Ibovespa encerra em queda de 0,55% impulsionado por realização de lucros e baixa do petróleo; dólar recua para R$ 4,98
Na última sexta-feira (17), o Ibovespa, principal índice da bolsa brasileira, registrou sua terceira queda consecutiva, caindo 0,55% e fechando aos 195.733,51 pontos, acumulando baixa de 0,81% no período semanal. A retração foi influenciada principalmente pela realização de lucros por parte dos investidores e pela queda nos preços do petróleo.
O preço do petróleo sofreu uma queda de cerca de 9%, retornando ao nível de aproximadamente US$ 90 por barril, em decorrência da notícia sobre a reabertura do Estreito de Ormuz e os avanços nas negociações entre Estados Unidos e Irã. Esse movimento impactou fortemente as ações da Petrobras (PETR4), que recuaram 4,86% no pregão.
Josias Bento, especialista em investimentos e sócio da GT Capital, destacou que o movimento de baixa do Ibovespa também está associado à realização de lucros que ocorreu após um período expressivo de valorização do índice. Além disso, ele ressaltou que as tensões geopolíticas entre EUA e Irã, juntamente com o vencimento das opções na sexta-feira, também exerceram pressão negativa sobre o mercado.

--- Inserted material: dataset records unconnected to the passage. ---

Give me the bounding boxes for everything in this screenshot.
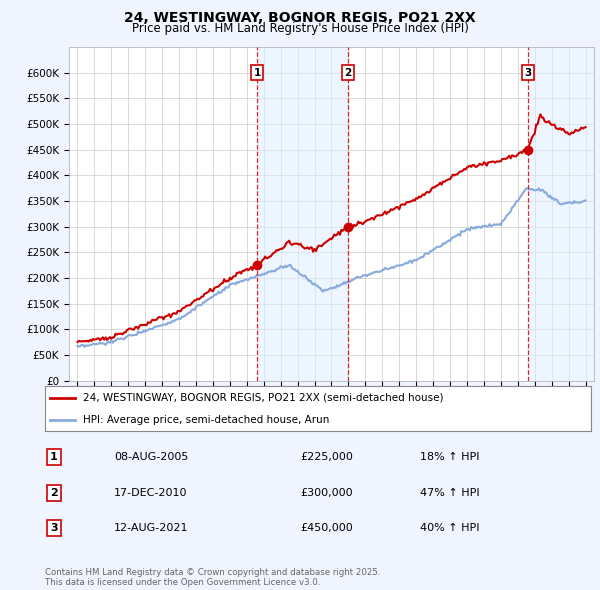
- Text: 2: 2: [344, 68, 352, 78]
- Text: 2: 2: [50, 488, 58, 497]
- Bar: [528, 47, 594, 381]
- Text: £225,000: £225,000: [300, 453, 353, 462]
- Text: 08-AUG-2005: 08-AUG-2005: [114, 453, 188, 462]
- Text: 3: 3: [524, 68, 532, 78]
- Text: £300,000: £300,000: [300, 488, 353, 497]
- Text: £450,000: £450,000: [300, 523, 353, 533]
- Text: 24, WESTINGWAY, BOGNOR REGIS, PO21 2XX (semi-detached house): 24, WESTINGWAY, BOGNOR REGIS, PO21 2XX (…: [83, 392, 444, 402]
- Text: 3: 3: [50, 523, 58, 533]
- Text: HPI: Average price, semi-detached house, Arun: HPI: Average price, semi-detached house,…: [83, 415, 329, 425]
- Text: 12-AUG-2021: 12-AUG-2021: [114, 523, 188, 533]
- Text: 17-DEC-2010: 17-DEC-2010: [114, 488, 187, 497]
- Text: 40% ↑ HPI: 40% ↑ HPI: [420, 523, 479, 533]
- Text: Price paid vs. HM Land Registry's House Price Index (HPI): Price paid vs. HM Land Registry's House …: [131, 22, 469, 35]
- Text: 18% ↑ HPI: 18% ↑ HPI: [420, 453, 479, 462]
- Text: 1: 1: [253, 68, 260, 78]
- Text: Contains HM Land Registry data © Crown copyright and database right 2025.
This d: Contains HM Land Registry data © Crown c…: [45, 568, 380, 587]
- Text: 1: 1: [50, 453, 58, 462]
- Text: 47% ↑ HPI: 47% ↑ HPI: [420, 488, 479, 497]
- Text: 24, WESTINGWAY, BOGNOR REGIS, PO21 2XX: 24, WESTINGWAY, BOGNOR REGIS, PO21 2XX: [124, 11, 476, 25]
- Bar: [257, 47, 348, 381]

Oscilação do Ibovespa e volume negociado
Durante o pregão, o Ibovespa oscilou entre a máxima intradiária de 198.665,65 pontos e a mínima de 195.367,90 pontos, com um volume financeiro negociado na B3 de R$ 44,7 bilhões.
Principais altas do dia
Os papéis que apresentaram maior valorização foram:
- VAMO3, subindo 6,27% e cotado a R$ 4,41;
- DIRR3, com alta de 4,48%, alcançando R$ 14,91;
- CMIN3, avançando 3,35% para R$ 4,98;
- USIM5, valorizado em 3,15%, negociado a R$ 7,21;
- VALE3, crescendo 2,64% e cotado a R$ 89,75.
Principais baixas do dia
Entre as maiores perdas destacaram-se:
- BRAV3, recuando 6,28% e chegando a R$ 19,55;
- BRKM5, com queda de 5,55%, cotado a R$ 8,85;
- PETR3, caindo 5,31% para R$ 50,81;
- PETR4, em baixa de 4,86%, cotado a R$ 46,22;
- RECV3, com queda de 4,12%, negociado a R$ 13,02.
Comportamento do dólar
O dólar retomou a tendência de baixa frente ao real, depois de interromper uma sequência de seis quedas consecutivas, caindo 0,19% e encerrando o dia a R$ 4,98. Segundo Josias Bento, essa queda está relacionada às expectativas de um possível término do conflito no Oriente Médio, com a trégua em vigor e o contexto de menor risco global decorrente das negociações entre EUA e Irã e da reabertura do Estreito de Ormuz.
Mercado internacional: bolsas de Nova York em alta
Nos Estados Unidos, as bolsas registraram forte alta motivadas pelas notícias positivas no cenário geopolítico e pela queda nos preços do petróleo. O Dow Jones avançou 1,79%, o S&P 500 subiu 1,20% e o Nasdaq cresceu 1,52%. No balanço da semana, esses índices acumularam altas de 3,20%, 4,53% e 6,84%, respectivamente.